The distillery thrived until the 1970s when, like many other distilleries, the declining Bourbon sales where making it hard to earn a profit. In the late 1970s the idea was to convert the distillery to make industrial alcohol for fuel. The oil embargo created willing to investors in such businesses and it was thought that this would be more profitable than Bourbon distilling. Then the embargo ended, fuel prices dropped and the company went into bankruptcy. The distillery conversion was never finished.

This is when Even Kulsveen entered the picture. He had married Thompson Willett’s daughter Martha Harriet Willett in 1972. In 1984 Kulsveen created Kentucky Bourbon Distillers and purchased the distillery site with its warehouses and other buildings. He had been in the business of selling decanters to distilleries and wanted to enter the business with his own whiskey. For the next several decades he purchased whiskey from other distilleries, aged the barrels in the warehouses at the Willett distillery and bottled the aged whiskey. He created many new brands such as Noah’s Mill, Pure Kentucky XO and Rowan’s Creek, but he also revived the Old Bardstown brand. Kulsveen was creating small batch Bourbons before Jim Beam came up with category. The brands were profitable and Kulsveen used the profits to rebuild the distillery. He never sought outside investors or took huge bank loans to finance the construction. This meant that it took a long time to rebuild the distillery but it also meant he did not have a ton of debt or other people he had to answer to – the distillery was as he wanted it to be and he could do business as he wanted without outside interference.

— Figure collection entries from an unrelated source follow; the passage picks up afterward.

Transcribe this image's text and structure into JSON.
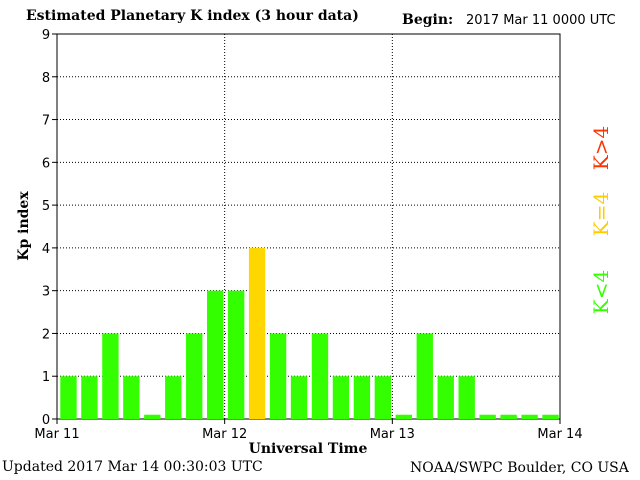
{
  "header": {
    "title": "Estimated Planetary K index (3 hour data)",
    "begin_label": "Begin:",
    "begin_value": "2017 Mar 11 0000 UTC"
  },
  "footer": {
    "updated": "Updated 2017 Mar 14 00:30:03 UTC",
    "credit": "NOAA/SWPC Boulder, CO USA"
  },
  "legend": [
    {
      "label": "K>4",
      "color": "#ff3300"
    },
    {
      "label": "K=4",
      "color": "#ffcc00"
    },
    {
      "label": "K<4",
      "color": "#33ff00"
    }
  ],
  "chart_data": {
    "type": "bar",
    "xlabel": "Universal Time",
    "ylabel": "Kp index",
    "ylim": [
      0,
      9
    ],
    "yticks": [
      0,
      1,
      2,
      3,
      4,
      5,
      6,
      7,
      8,
      9
    ],
    "xtick_labels": [
      "Mar 11",
      "Mar 12",
      "Mar 13",
      "Mar 14"
    ],
    "grid": "dotted, major ticks",
    "bar_interval_hours": 3,
    "values": [
      1,
      1,
      2,
      1,
      0.1,
      1,
      2,
      3,
      3,
      4,
      2,
      1,
      2,
      1,
      1,
      1,
      0.1,
      2,
      1,
      1,
      0.1,
      0.1,
      0.1,
      0.1
    ],
    "colors": {
      "below4": "#33ff00",
      "equal4": "#ffd700",
      "above4": "#ff3300"
    }
  }
}
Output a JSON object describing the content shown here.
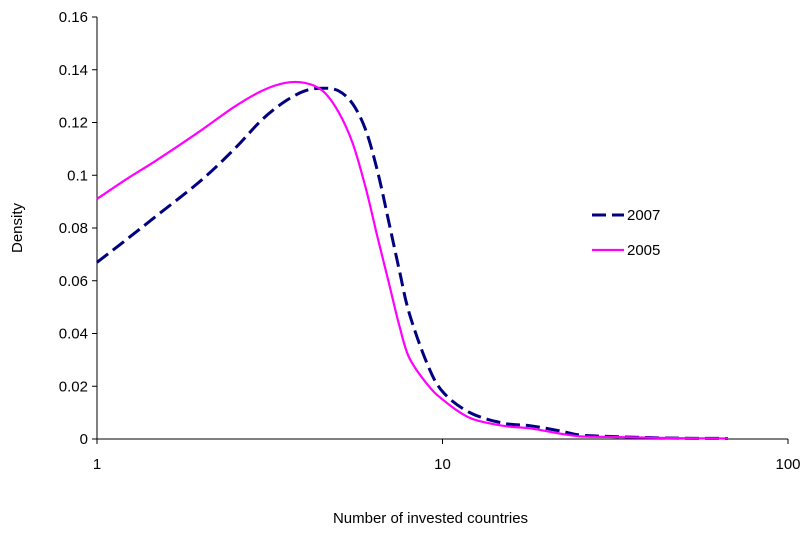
{
  "chart_data": {
    "type": "line",
    "title": "",
    "xlabel": "Number of invested countries",
    "ylabel": "Density",
    "xscale": "log",
    "xlim": [
      1,
      100
    ],
    "ylim": [
      0,
      0.16
    ],
    "x_ticks": [
      {
        "value": 1,
        "label": "1"
      },
      {
        "value": 10,
        "label": "10"
      },
      {
        "value": 100,
        "label": "100"
      }
    ],
    "y_ticks": [
      {
        "value": 0,
        "label": "0"
      },
      {
        "value": 0.02,
        "label": "0.02"
      },
      {
        "value": 0.04,
        "label": "0.04"
      },
      {
        "value": 0.06,
        "label": "0.06"
      },
      {
        "value": 0.08,
        "label": "0.08"
      },
      {
        "value": 0.1,
        "label": "0.1"
      },
      {
        "value": 0.12,
        "label": "0.12"
      },
      {
        "value": 0.14,
        "label": "0.14"
      },
      {
        "value": 0.16,
        "label": "0.16"
      }
    ],
    "grid": false,
    "legend_position": "right",
    "series": [
      {
        "name": "2007",
        "color": "#000080",
        "style": "dashed",
        "x": [
          1,
          1.2,
          1.5,
          2,
          2.5,
          3,
          3.5,
          4,
          4.5,
          5,
          5.5,
          6,
          6.5,
          7,
          7.5,
          8,
          9,
          10,
          12,
          15,
          18,
          22,
          25,
          30,
          40,
          50,
          67
        ],
        "y": [
          0.067,
          0.075,
          0.085,
          0.098,
          0.11,
          0.121,
          0.128,
          0.132,
          0.133,
          0.132,
          0.127,
          0.117,
          0.101,
          0.082,
          0.064,
          0.048,
          0.029,
          0.018,
          0.01,
          0.006,
          0.005,
          0.003,
          0.0015,
          0.001,
          0.0005,
          0.0003,
          0.0002
        ]
      },
      {
        "name": "2005",
        "color": "#ff00ff",
        "style": "solid",
        "x": [
          1,
          1.2,
          1.5,
          2,
          2.5,
          3,
          3.5,
          4,
          4.5,
          5,
          5.5,
          6,
          6.5,
          7,
          7.5,
          8,
          9,
          10,
          12,
          15,
          18,
          22,
          25,
          30,
          40,
          50,
          67
        ],
        "y": [
          0.091,
          0.098,
          0.106,
          0.117,
          0.126,
          0.132,
          0.135,
          0.135,
          0.132,
          0.124,
          0.112,
          0.095,
          0.076,
          0.059,
          0.043,
          0.031,
          0.021,
          0.015,
          0.008,
          0.005,
          0.004,
          0.002,
          0.001,
          0.0008,
          0.0005,
          0.0003,
          0.0002
        ]
      }
    ]
  }
}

The brands he created grew in reputation. Kulsveen purchased whiskey from many different distilleries and this allowed him to create his own flavor profiles for the brands. He was not just bottling whiskey from another distillery, he was creating his own. He became a master at the art of aging whiskey and the art of marrying these whiskeys into new flavor profiles. They were never huge brands. No million case sales were ever recorded because Kulsveen was limited in the amount of whiskey he had at any one time. The warehouses were never full. His goal was to change that when the distillery was rebuilt and he would produce his own whiskey. In the meantime his children grew up and joined the business.

In the 21st century the Bourbon business went through a radical change from when Even had started in the 1980s. Bourbon tourism became part of the business. Bourbon sales started to increase and finally exploded to the booming market of today. This also meant that Kulsveen had to alter his plans. The distillery had to be more than just a distillery, it had to attract tourism. He embraced this idea and built a beautiful building to house the distillery and visitor’s center, and as a man of vision, he has planned a bed and breakfast on site as well as a tour ism experience. The additional landscaping and other beautification projects slowed down his plans and they are still working on them today. However what they have done is very attractive and tourist friendly.

It was the year 2012 when they finally started distilling at the Willett distillery. Even’s son Drew became the distiller and makes excellent whiskey. I remember my first taste of his new make back in 2012: I told him that if he was doing this well now, I could not wait to taste the new make ten years from now when he really has learned to use the stills and the skills of the craft. They are beginning to use this whiskey in their products and there is some flavor drift but always in a good way. Their whiskeys were excellent as a rectified product but I think it is better as their own distilled and aged product. They make a traditional Bourbon, a wheat recipe Bourbon and two different rye recipes.

The Willett distillery is now open to the public and many consider it a new distillery on the Kentucky Bourbon Craft Distillery Trail, but it is more than that. The Willett distillery has a long and rich heritage that experienced an interruption of production, but has come back better than ever. If you are in Bardstown, it is well worth a trip out to visit the Kentucky Bourbon Distillers Willett Distillery.